In reading through these strips, the thing that struck me was how little things have actually changed in society. In one strip, Livinia and Funky are discussing global warming. In another, two conservative female adults are shocked by Cosmo magazine, remarking, "When did it change?" My particular favorite coming off the recent GOP primary stumping has a teacher giving the class two weeks to set up and complete a mock national campaign and election; Livinia protests that they haven't even selected a candidate yet, to which the teacher responds, "That's the kind of realism I'm looking for!" It seems that the more things change, the more they've stayed Funky.
This volume also lets longtime readers revisit a number of firsts in the series. Comic book geeks like myself have long recognized Batiuk as one of their own, with the many comic book homage strips he's done (not to mention the headline-reflecting storyline that had the local comic shop being sued for selling adult material). This love affair with the superhero comics shows its first innocent flirtations in this volume, as Funky watches a football game on television, with the announcer saying: "And now coming into the game at fullback for State is Clark Kent. Let me tell you -- this boy can really fly!" And you'll slowly see the first introductions of long-running characters, like newscaster John Darling, Crazy Harry, Band Director Harry Dinkle, Coach Jack Stropp, and jock/bully Bull Bushka. Cousin Wally Winkerbean also makes an appearance of sorts, although his shots are always of a baby carriage with hovering thought balloons.
It didn't take long for the running gags to get established, and they worked well for the series: Crazy Harry living in his school locker; Roland confronting Wicked Wanda, who would bash him over the head with her protest sign more reliably than Lucy would pull the football away from Charlie Brown; Les Moore getting stuck on the rope in gym class; Funky watching televised sports.
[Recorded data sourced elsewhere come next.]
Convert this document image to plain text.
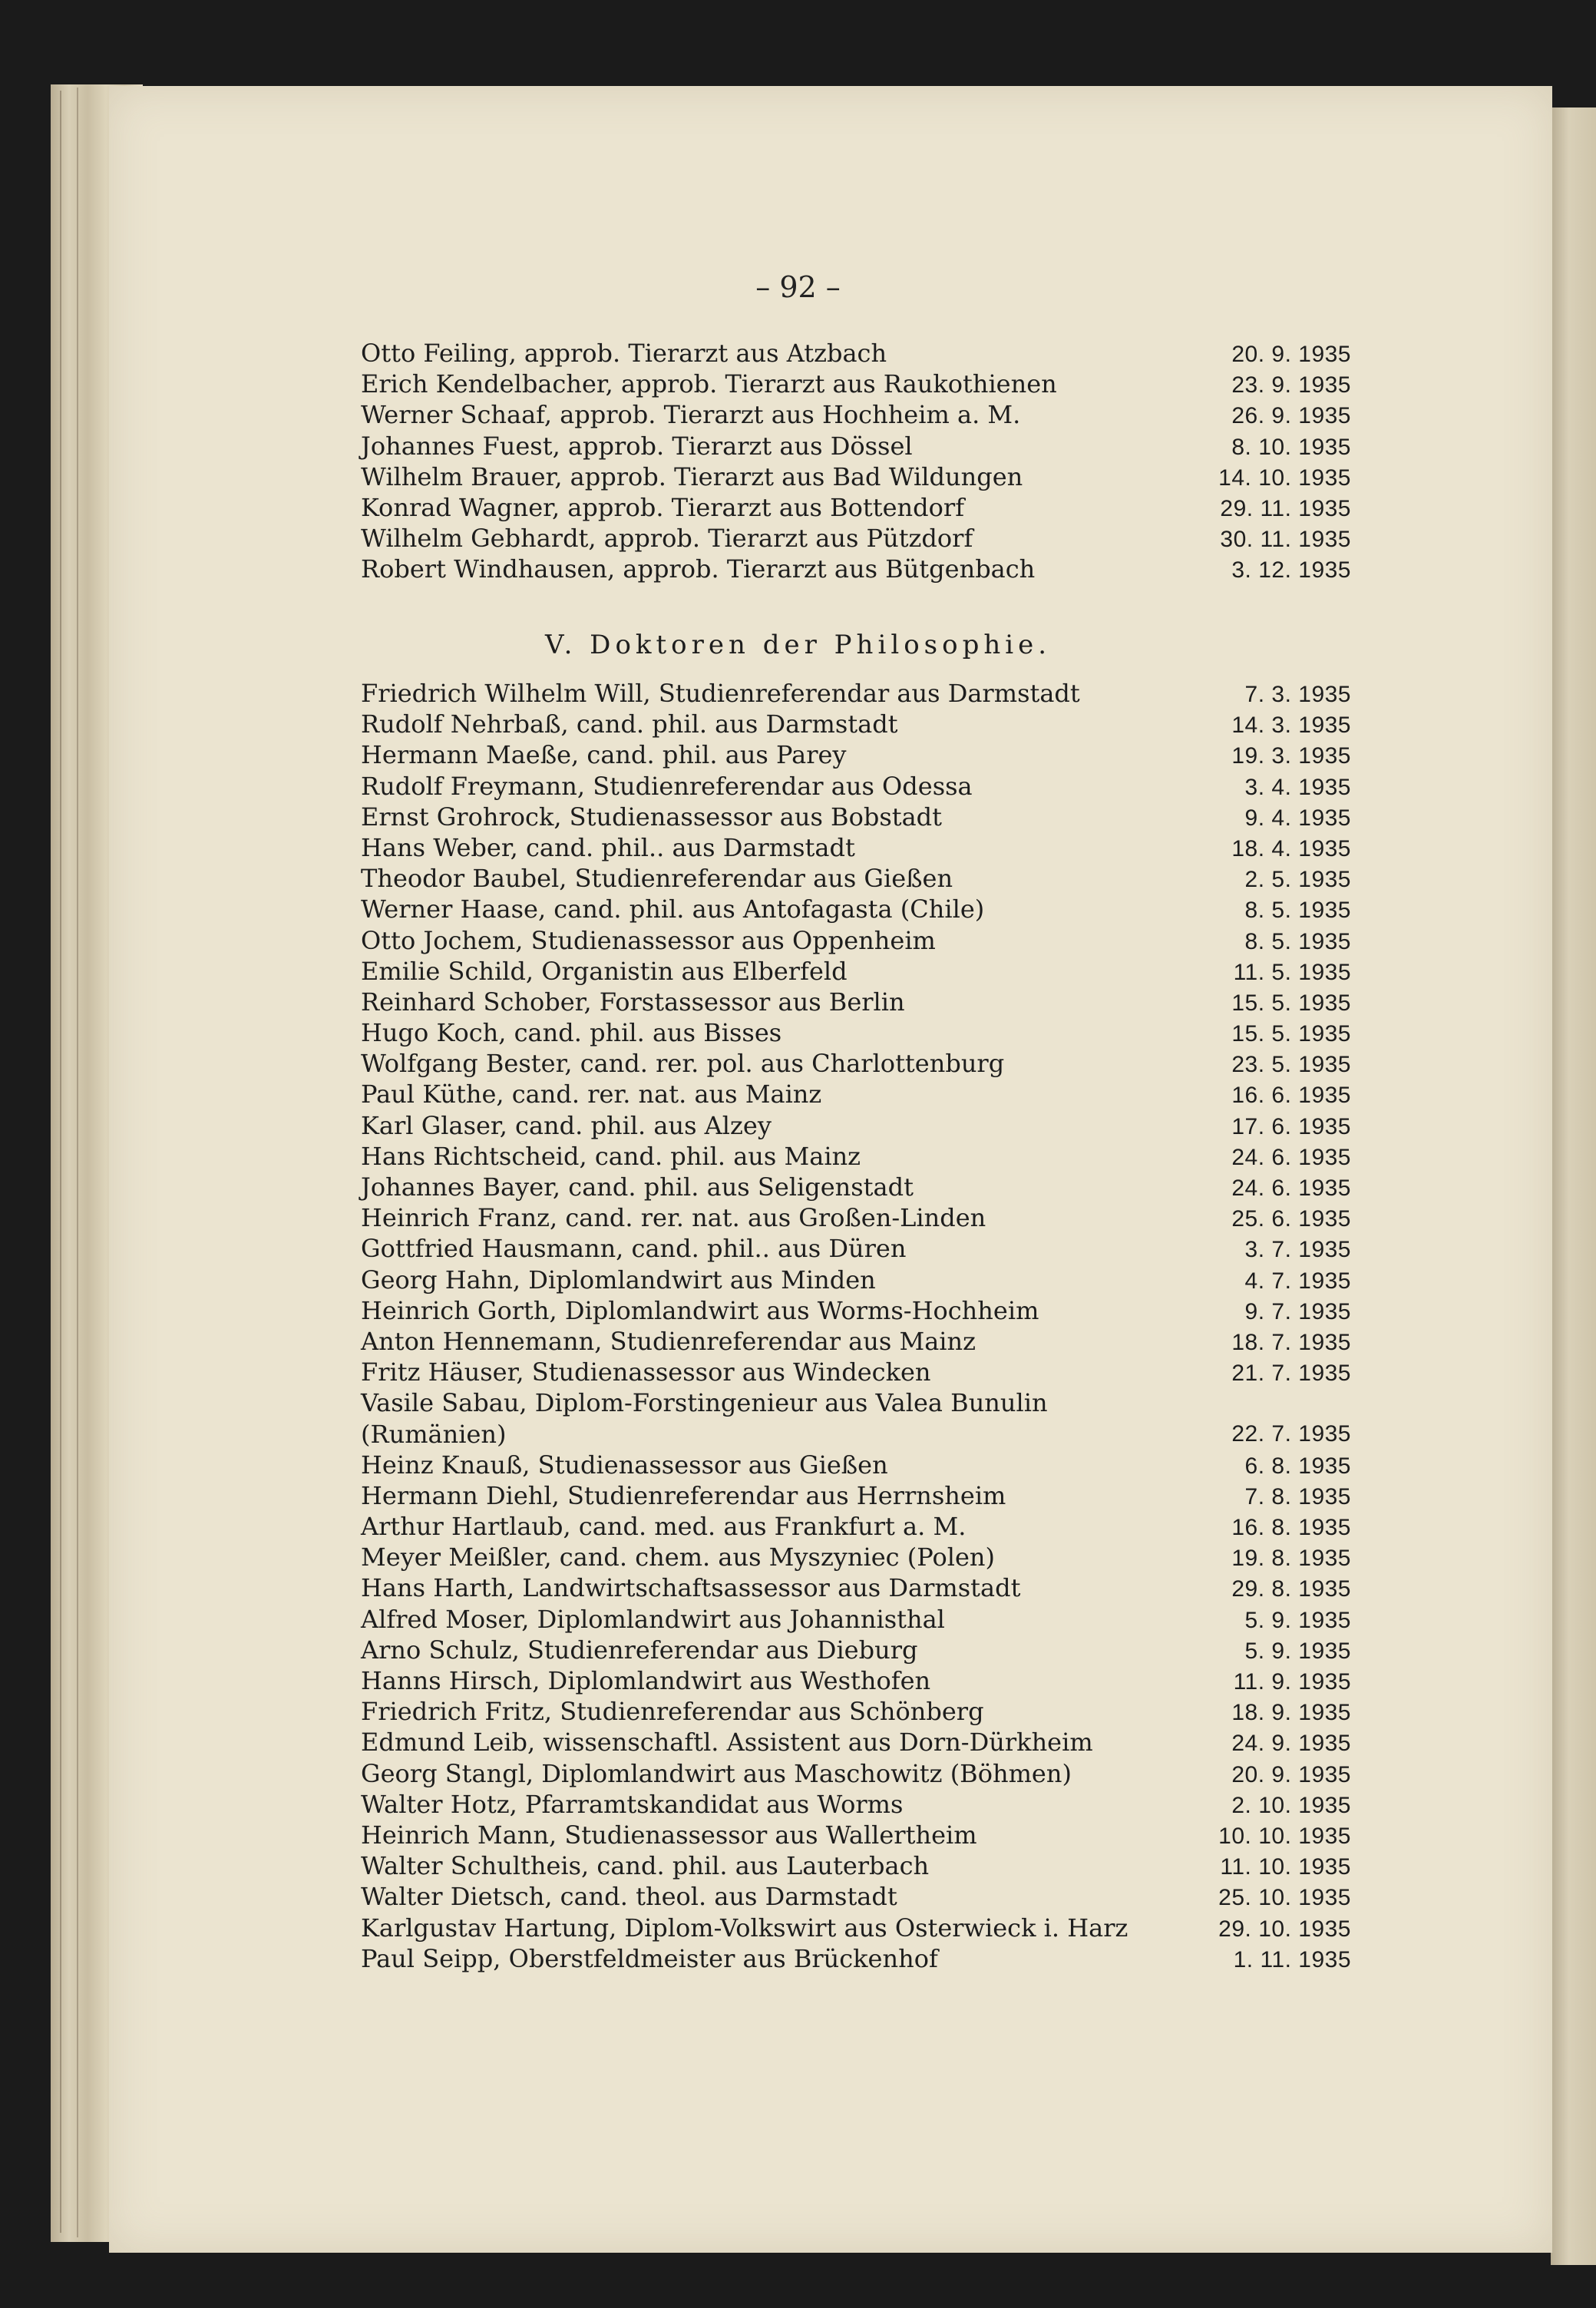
– 92 –
Otto Feiling, approb. Tierarzt aus Atzbach	20. 9. 1935
Erich Kendelbacher, approb. Tierarzt aus Raukothienen	23. 9. 1935
Werner Schaaf, approb. Tierarzt aus Hochheim a. M.	26. 9. 1935
Johannes Fuest, approb. Tierarzt aus Dössel	8. 10. 1935
Wilhelm Brauer, approb. Tierarzt aus Bad Wildungen	14. 10. 1935
Konrad Wagner, approb. Tierarzt aus Bottendorf	29. 11. 1935
Wilhelm Gebhardt, approb. Tierarzt aus Pützdorf	30. 11. 1935
Robert Windhausen, approb. Tierarzt aus Bütgenbach	3. 12. 1935
V. Doktoren der Philosophie.
Friedrich Wilhelm Will, Studienreferendar aus Darmstadt	7. 3. 1935
Rudolf Nehrbaß, cand. phil. aus Darmstadt	14. 3. 1935
Hermann Maeße, cand. phil. aus Parey	19. 3. 1935
Rudolf Freymann, Studienreferendar aus Odessa	3. 4. 1935
Ernst Grohrock, Studienassessor aus Bobstadt	9. 4. 1935
Hans Weber, cand. phil.. aus Darmstadt	18. 4. 1935
Theodor Baubel, Studienreferendar aus Gießen	2. 5. 1935
Werner Haase, cand. phil. aus Antofagasta (Chile)	8. 5. 1935
Otto Jochem, Studienassessor aus Oppenheim	8. 5. 1935
Emilie Schild, Organistin aus Elberfeld	11. 5. 1935
Reinhard Schober, Forstassessor aus Berlin	15. 5. 1935
Hugo Koch, cand. phil. aus Bisses	15. 5. 1935
Wolfgang Bester, cand. rer. pol. aus Charlottenburg	23. 5. 1935
Paul Küthe, cand. rer. nat. aus Mainz	16. 6. 1935
Karl Glaser, cand. phil. aus Alzey	17. 6. 1935
Hans Richtscheid, cand. phil. aus Mainz	24. 6. 1935
Johannes Bayer, cand. phil. aus Seligenstadt	24. 6. 1935
Heinrich Franz, cand. rer. nat. aus Großen-Linden	25. 6. 1935
Gottfried Hausmann, cand. phil.. aus Düren	3. 7. 1935
Georg Hahn, Diplomlandwirt aus Minden	4. 7. 1935
Heinrich Gorth, Diplomlandwirt aus Worms-Hochheim	9. 7. 1935
Anton Hennemann, Studienreferendar aus Mainz	18. 7. 1935
Fritz Häuser, Studienassessor aus Windecken	21. 7. 1935
Vasile Sabau, Diplom-Forstingenieur aus Valea Bunulin
(Rumänien)	22. 7. 1935
Heinz Knauß, Studienassessor aus Gießen	6. 8. 1935
Hermann Diehl, Studienreferendar aus Herrnsheim	7. 8. 1935
Arthur Hartlaub, cand. med. aus Frankfurt a. M.	16. 8. 1935
Meyer Meißler, cand. chem. aus Myszyniec (Polen)	19. 8. 1935
Hans Harth, Landwirtschaftsassessor aus Darmstadt	29. 8. 1935
Alfred Moser, Diplomlandwirt aus Johannisthal	5. 9. 1935
Arno Schulz, Studienreferendar aus Dieburg	5. 9. 1935
Hanns Hirsch, Diplomlandwirt aus Westhofen	11. 9. 1935
Friedrich Fritz, Studienreferendar aus Schönberg	18. 9. 1935
Edmund Leib, wissenschaftl. Assistent aus Dorn-Dürkheim	24. 9. 1935
Georg Stangl, Diplomlandwirt aus Maschowitz (Böhmen)	20. 9. 1935
Walter Hotz, Pfarramtskandidat aus Worms	2. 10. 1935
Heinrich Mann, Studienassessor aus Wallertheim	10. 10. 1935
Walter Schultheis, cand. phil. aus Lauterbach	11. 10. 1935
Walter Dietsch, cand. theol. aus Darmstadt	25. 10. 1935
Karlgustav Hartung, Diplom-Volkswirt aus Osterwieck i. Harz	29. 10. 1935
Paul Seipp, Oberstfeldmeister aus Brückenhof	1. 11. 1935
These became not only comfortable settings, but also reliable vehicles for delivering wry commentary on society.
This hefty volume begins with a lot of information that puts Funky Winkerbean into its cultural context, courtesy of comics historian R.C. Harvey, who provides the introduction, bringing into perspective the time of Funky's birth and what was going on in other comics at the time. This is followed by a rather in-depth biography of Batiuk, chronicling his love of comics and his earliest attempts at using the medium -- not just submissions that were rejected (using jokes that were later recycled into Funky, but also childhood efforts that lend the authenticity to the claim of being a lifelong addict of sequential art.
The Complete Funky Winkerbean: Volume I 1972-1974 is the first brick in the wall of decades of not just a comic strip, but a cultural landmark.